Conntour raised $7 million from General Catalyst and Y Combinator to build what they're calling an "AI search engine" for security video systems. The startup lets security teams query camera feeds using natural language—think "show me all people wearing red jackets near the south entrance between 2-4 PM" instead of scrubbing through hours of footage manually.
This hits a real pain point in enterprise security. Most organizations have hundreds or thousands of cameras generating terabytes of footage that's essentially unsearchable without massive human effort. The computer vision tech to identify objects and people exists, but making it queryable through natural language is the interface breakthrough that could actually get used. It's the same pattern we've seen work in other domains—take existing AI capabilities and wrap them in a conversational interface that non-technical users can actually operate.
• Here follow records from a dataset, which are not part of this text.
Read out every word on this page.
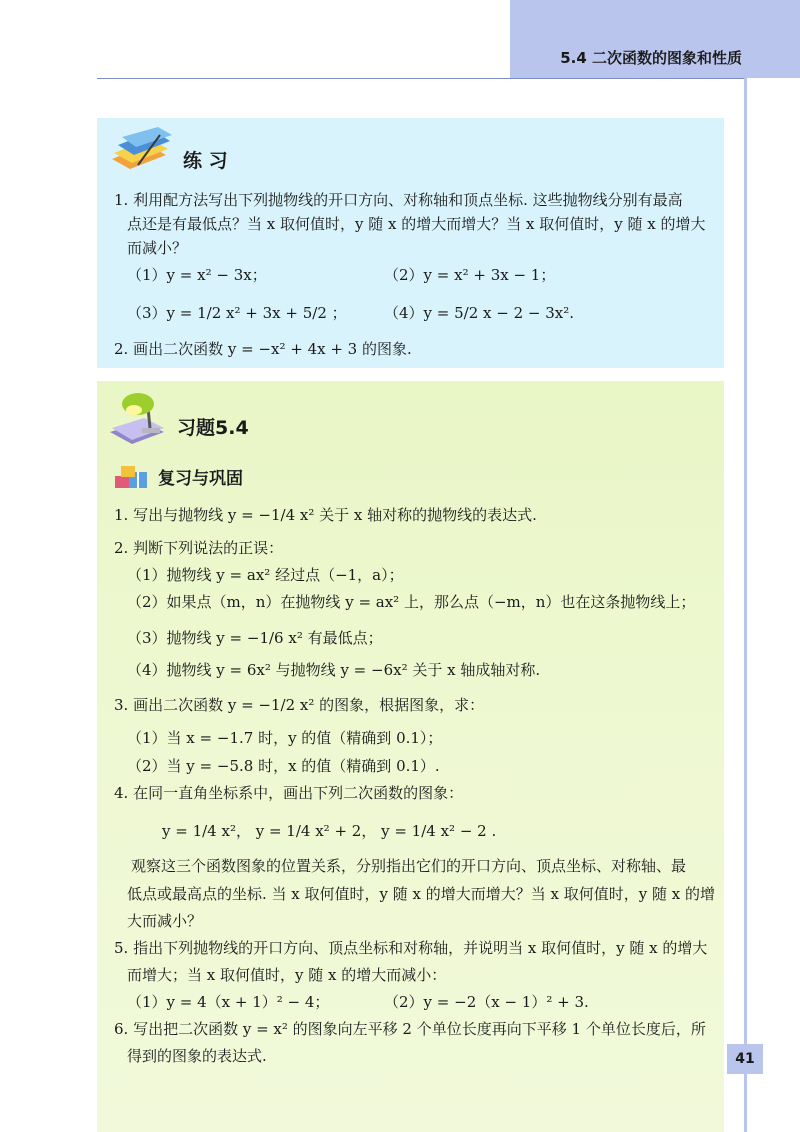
5.4 二次函数的图象和性质
练 习
1. 利用配方法写出下列抛物线的开口方向、对称轴和顶点坐标. 这些抛物线分别有最高
点还是有最低点？当 x 取何值时，y 随 x 的增大而增大？当 x 取何值时，y 随 x 的增大
而减小？
（1）y = x² − 3x；	（2）y = x² + 3x − 1；
（3）y = 1/2 x² + 3x + 5/2 ； （4）y = 5/2 x − 2 − 3x².
2. 画出二次函数 y = −x² + 4x + 3 的图象.
习题5.4
复习与巩固
1. 写出与抛物线 y = −1/4 x² 关于 x 轴对称的抛物线的表达式.
2. 判断下列说法的正误：
（1）抛物线 y = ax² 经过点（−1，a）；
（2）如果点（m，n）在抛物线 y = ax² 上，那么点（−m，n）也在这条抛物线上；
（3）抛物线 y = −1/6 x² 有最低点；
（4）抛物线 y = 6x² 与抛物线 y = −6x² 关于 x 轴成轴对称.
3. 画出二次函数 y = −1/2 x² 的图象，根据图象，求：
（1）当 x = −1.7 时，y 的值（精确到 0.1）；
（2）当 y = −5.8 时，x 的值（精确到 0.1）.
4. 在同一直角坐标系中，画出下列二次函数的图象：
y = 1/4 x²， y = 1/4 x² + 2， y = 1/4 x² − 2 .
观察这三个函数图象的位置关系，分别指出它们的开口方向、顶点坐标、对称轴、最
低点或最高点的坐标. 当 x 取何值时，y 随 x 的增大而增大？当 x 取何值时，y 随 x 的增
大而减小？
5. 指出下列抛物线的开口方向、顶点坐标和对称轴，并说明当 x 取何值时，y 随 x 的增大
而增大；当 x 取何值时，y 随 x 的增大而减小：
（1）y = 4（x + 1）² − 4；	（2）y = −2（x − 1）² + 3.
6. 写出把二次函数 y = x² 的图象向左平移 2 个单位长度再向下平移 1 个单位长度后，所
得到的图象的表达式.	41
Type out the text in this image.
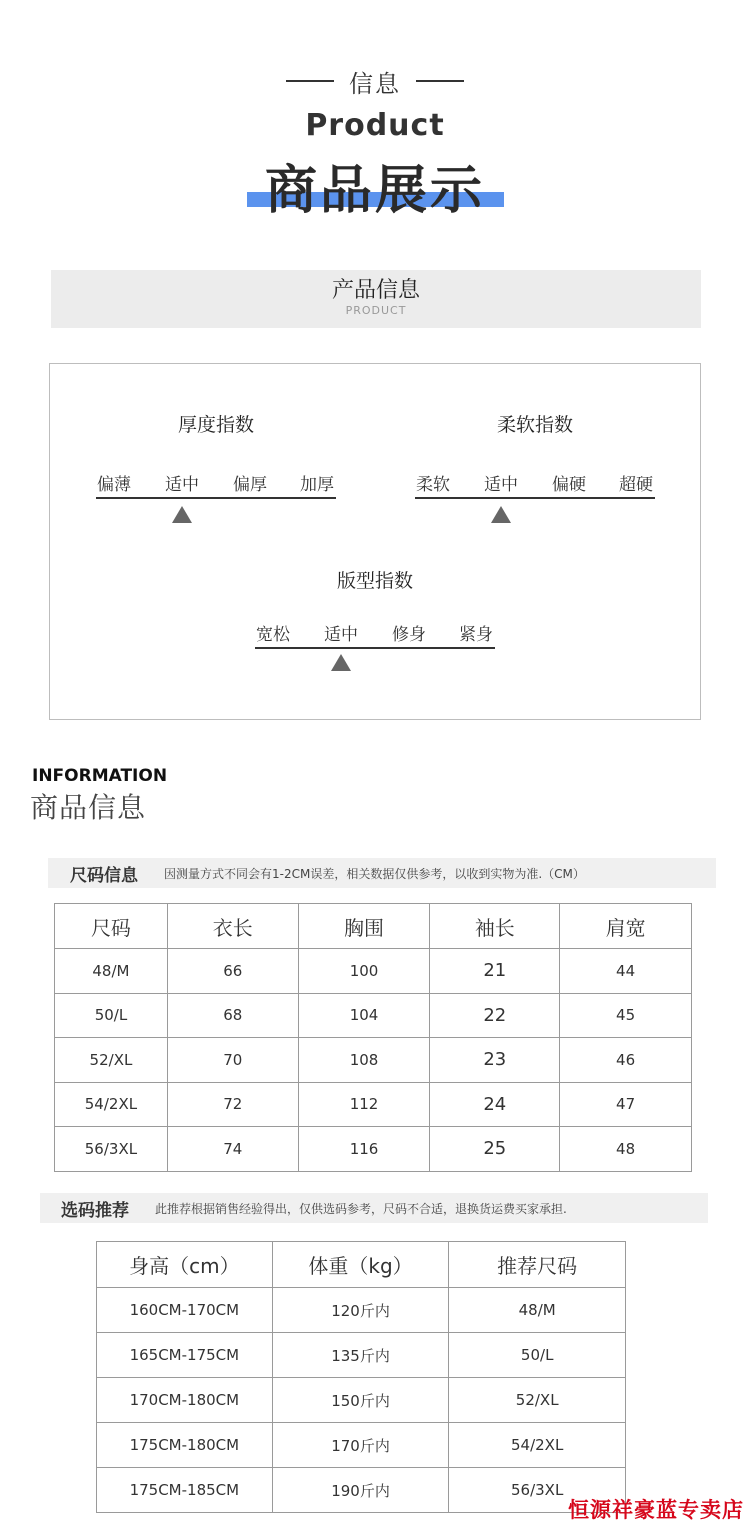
信息
Product
商品展示
产品信息
PRODUCT
厚度指数
偏薄	适中	偏厚	加厚
柔软指数
柔软	适中	偏硬	超硬
版型指数
宽松	适中	修身	紧身
INFORMATION
商品信息
尺码信息 因测量方式不同会有1-2CM误差，相关数据仅供参考，以收到实物为准.（CM）
尺码	衣长	胸围	袖长	肩宽
48/M	66	100	21	44
50/L	68	104	22	45
52/XL	70	108	23	46
54/2XL	72	112	24	47
56/3XL	74	116	25	48
选码推荐 此推荐根据销售经验得出，仅供选码参考，尺码不合适，退换货运费买家承担.
身高（cm）	体重（kg）	推荐尺码
160CM-170CM	120斤内	48/M
165CM-175CM	135斤内	50/L
170CM-180CM	150斤内	52/XL
175CM-180CM	170斤内	54/2XL
175CM-185CM	190斤内	56/3XL
恒源祥豪蓝专卖店
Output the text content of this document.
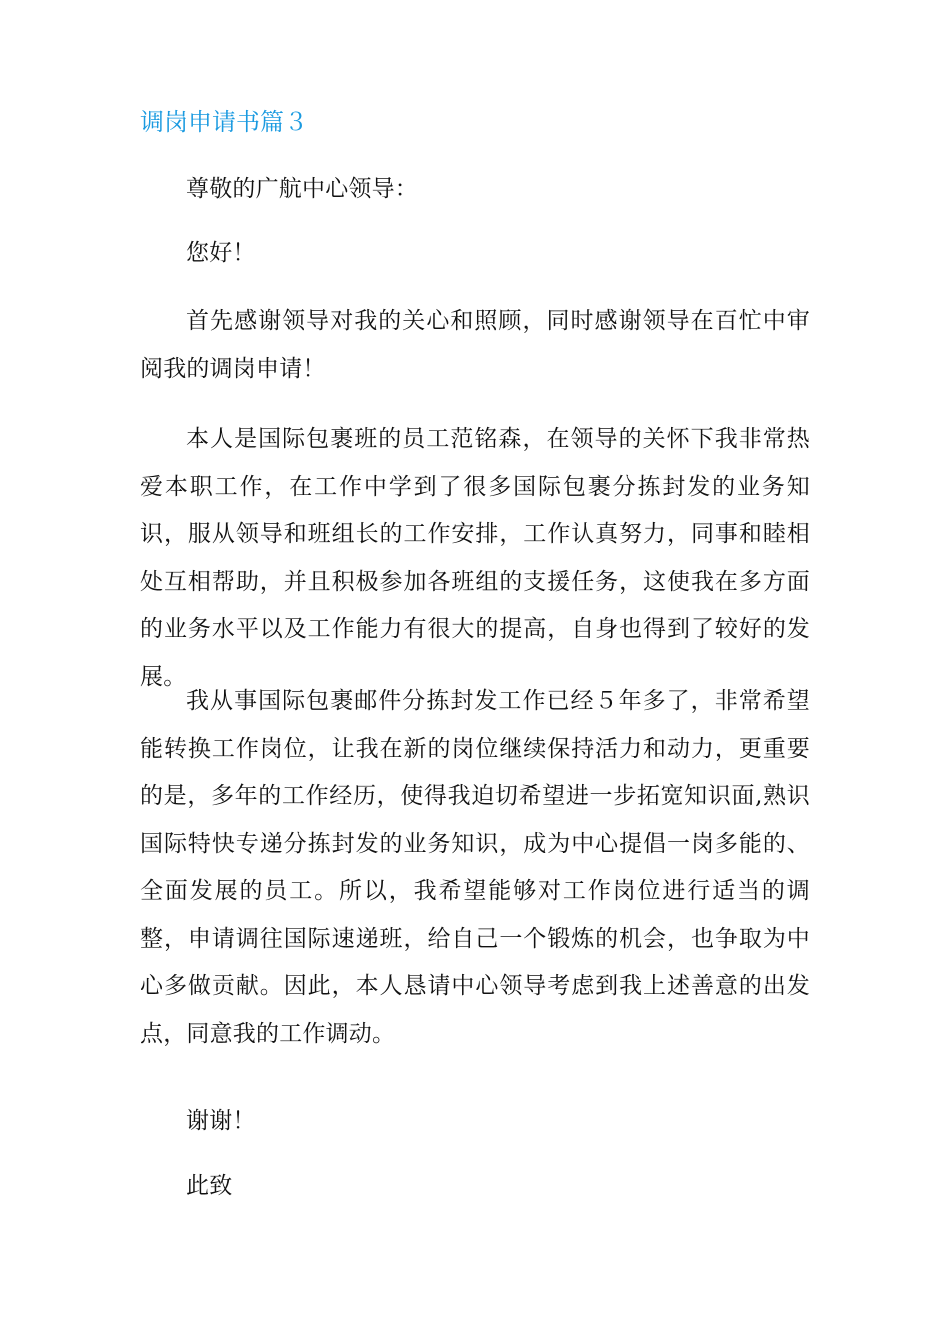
调岗申请书篇３

尊敬的广航中心领导：

您好！

首先感谢领导对我的关心和照顾，同时感谢领导在百忙中审阅我的调岗申请！

本人是国际包裹班的员工范铭森，在领导的关怀下我非常热爱本职工作，在工作中学到了很多国际包裹分拣封发的业务知识，服从领导和班组长的工作安排，工作认真努力，同事和睦相处互相帮助，并且积极参加各班组的支援任务，这使我在多方面的业务水平以及工作能力有很大的提高，自身也得到了较好的发展。

我从事国际包裹邮件分拣封发工作已经５年多了，非常希望能转换工作岗位，让我在新的岗位继续保持活力和动力，更重要的是，多年的工作经历，使得我迫切希望进一步拓宽知识面,熟识国际特快专递分拣封发的业务知识，成为中心提倡一岗多能的、全面发展的员工。所以，我希望能够对工作岗位进行适当的调整，申请调往国际速递班，给自己一个锻炼的机会，也争取为中心多做贡献。因此，本人恳请中心领导考虑到我上述善意的出发点，同意我的工作调动。

谢谢！

此致
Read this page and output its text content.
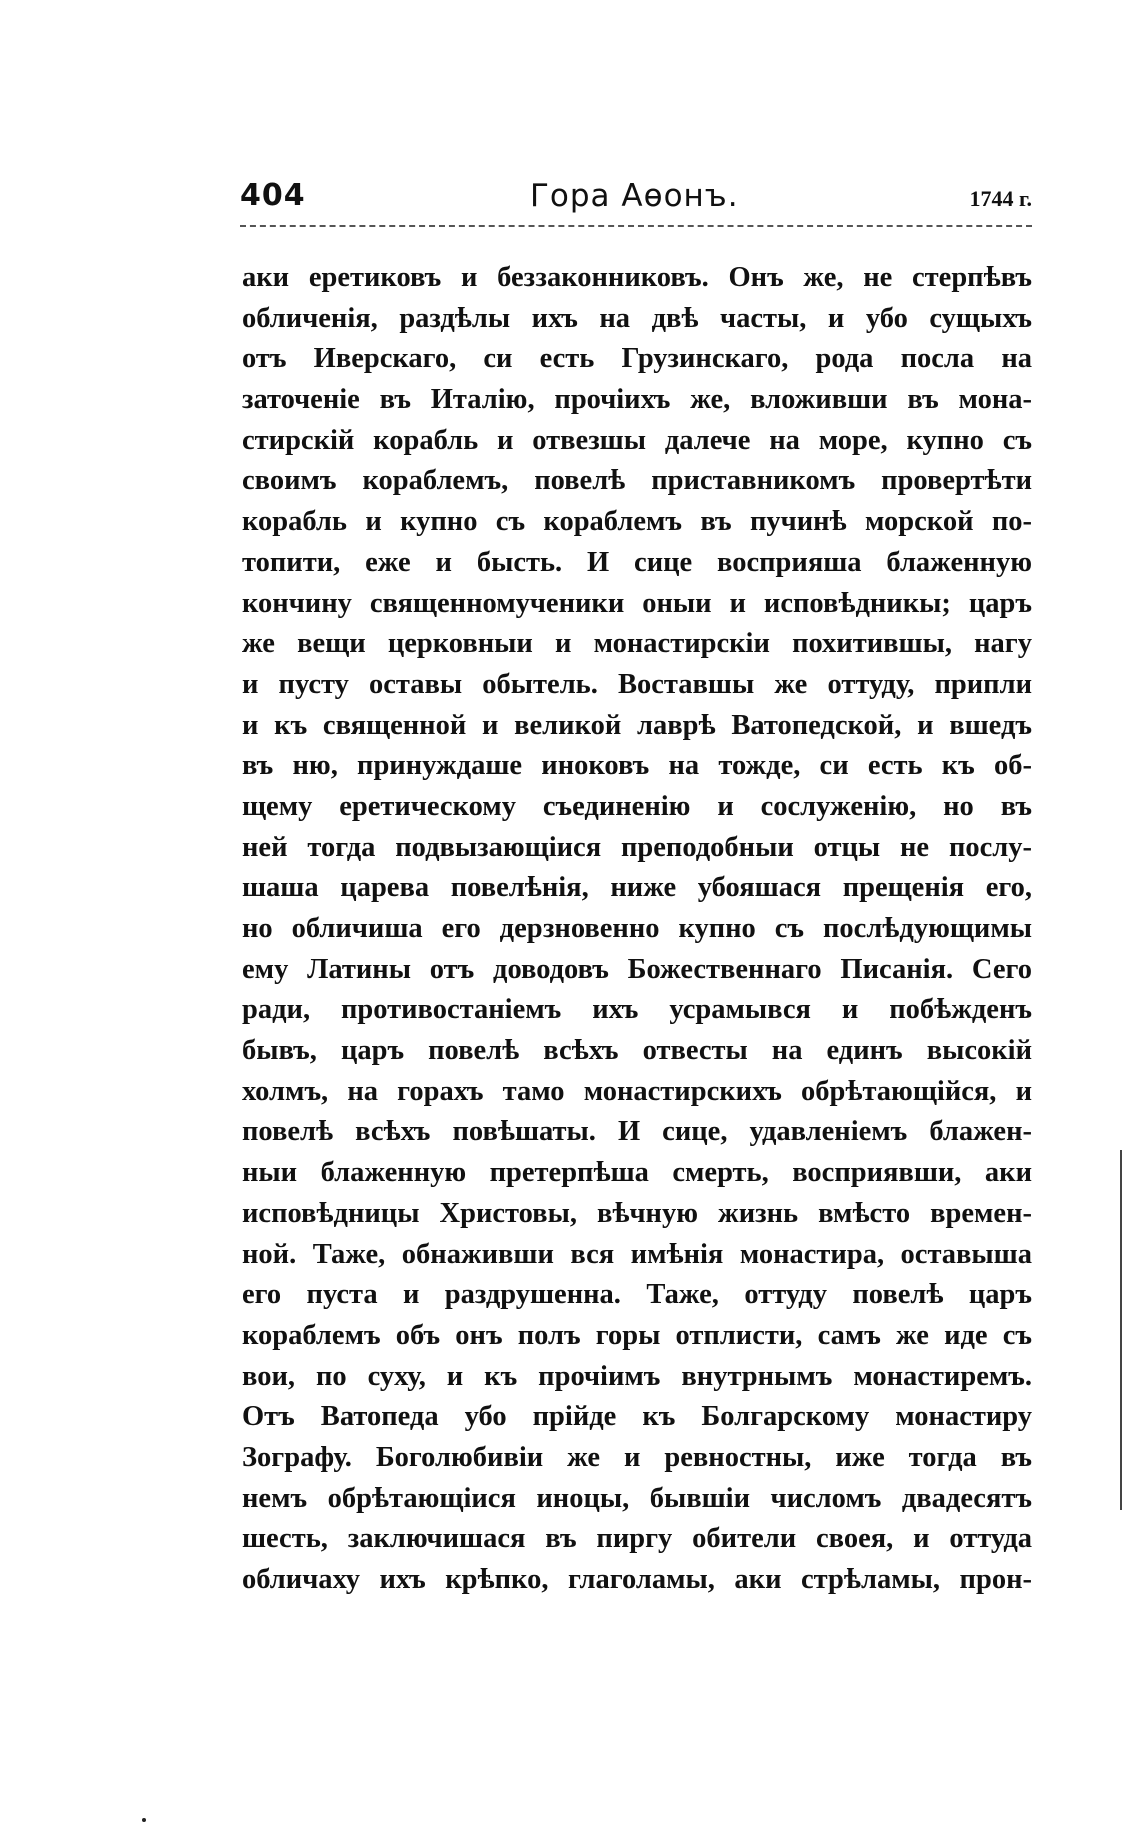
404	Гора Аѳонъ.	1744 г.
аки еретиковъ и беззаконниковъ. Онъ же, не стерпѣвъ
обличенія, раздѣлы ихъ на двѣ часты, и убо сущыхъ
отъ Иверскаго, си есть Грузинскаго, рода посла на
заточеніе въ Италію, прочіихъ же, вложивши въ мона-
стирскій корабль и отвезшы далече на море, купно съ
своимъ кораблемъ, повелѣ приставникомъ провертѣти
корабль и купно съ кораблемъ въ пучинѣ морской по-
топити, еже и бысть. И сице восприяша блаженную
кончину священномученики оныи и исповѣдникы; царъ
же вещи церковныи и монастирскіи похитившы, нагу
и пусту оставы обытель. Воставшы же оттуду, припли
и къ священной и великой лаврѣ Ватопедской, и вшедъ
въ ню, принуждаше иноковъ на тожде, си есть къ об-
щему еретическому съединенію и сослуженію, но въ
ней тогда подвызающіися преподобныи отцы не послу-
шаша царева повелѣнія, ниже убояшася прещенія его,
но обличиша его дерзновенно купно съ послѣдующимы
ему Латины отъ доводовъ Божественнаго Писанія. Сего
ради, противостаніемъ ихъ усрамывся и побѣжденъ
бывъ, царъ повелѣ всѣхъ отвесты на единъ высокій
холмъ, на горахъ тамо монастирскихъ обрѣтающійся, и
повелѣ всѣхъ повѣшаты. И сице, удавленіемъ блажен-
ныи блаженную претерпѣша смерть, восприявши, аки
исповѣдницы Христовы, вѣчную жизнь вмѣсто времен-
ной. Таже, обнаживши вся имѣнія монастира, оставыша
его пуста и раздрушенна. Таже, оттуду повелѣ царъ
кораблемъ объ онъ полъ горы отплисти, самъ же иде съ
вои, по суху, и къ прочіимъ внутрнымъ монастиремъ.
Отъ Ватопеда убо прійде къ Болгарскому монастиру
Зографу. Боголюбивіи же и ревностны, иже тогда въ
немъ обрѣтающіися иноцы, бывшіи числомъ двадесятъ
шесть, заключишася въ пиргу обители своея, и оттуда
обличаху ихъ крѣпко, глаголамы, аки стрѣламы, прон-
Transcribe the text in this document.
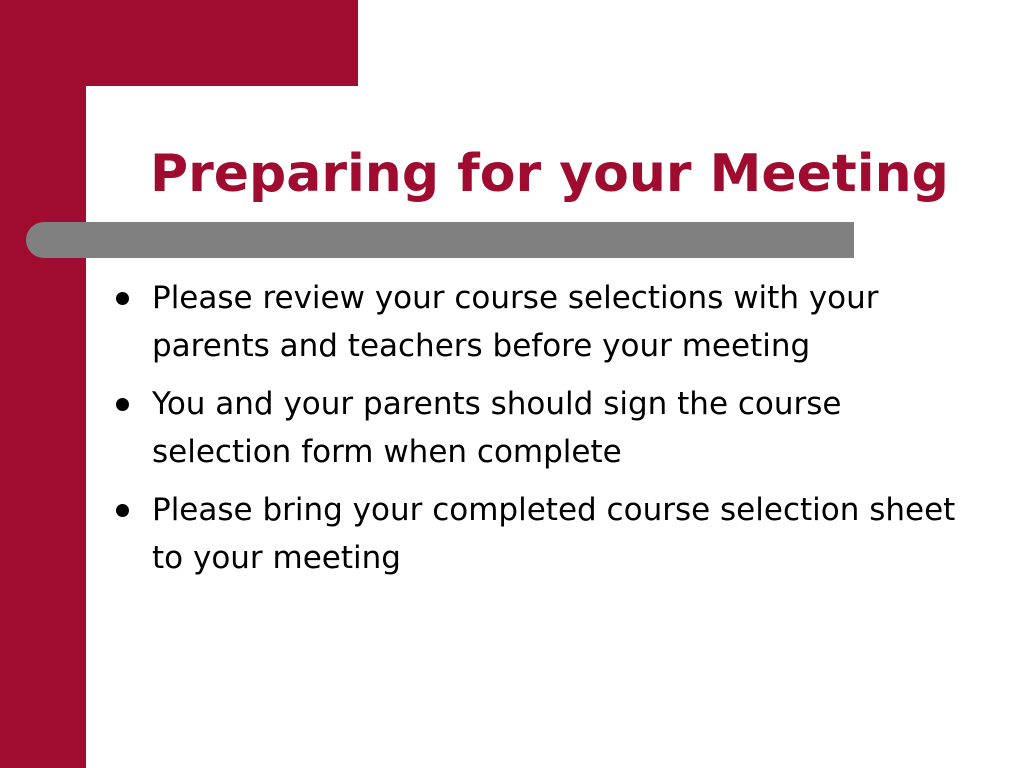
Preparing for your Meeting
Please review your course selections with your parents and teachers before your meeting
You and your parents should sign the course selection form when complete
Please bring your completed course selection sheet to your meeting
With only one source reporting this and no technical details about their AI models or accuracy benchmarks, there's a lot we don't know. Are they using existing vision models like CLIP or building custom ones? What's their false positive rate? How do they handle edge cases like poor lighting or partially obscured subjects? Security applications demand high accuracy—you can't have the system missing actual incidents or flagging innocent behavior.
For developers building similar systems, the lesson here is interface design matters as much as model performance. The AI capabilities to analyze video feeds exist, but packaging them into something security teams will trust and actually use daily is the real challenge. Query accuracy, response time, and seamless integration with existing security infrastructure will determine whether this becomes a useful tool or expensive shelfware.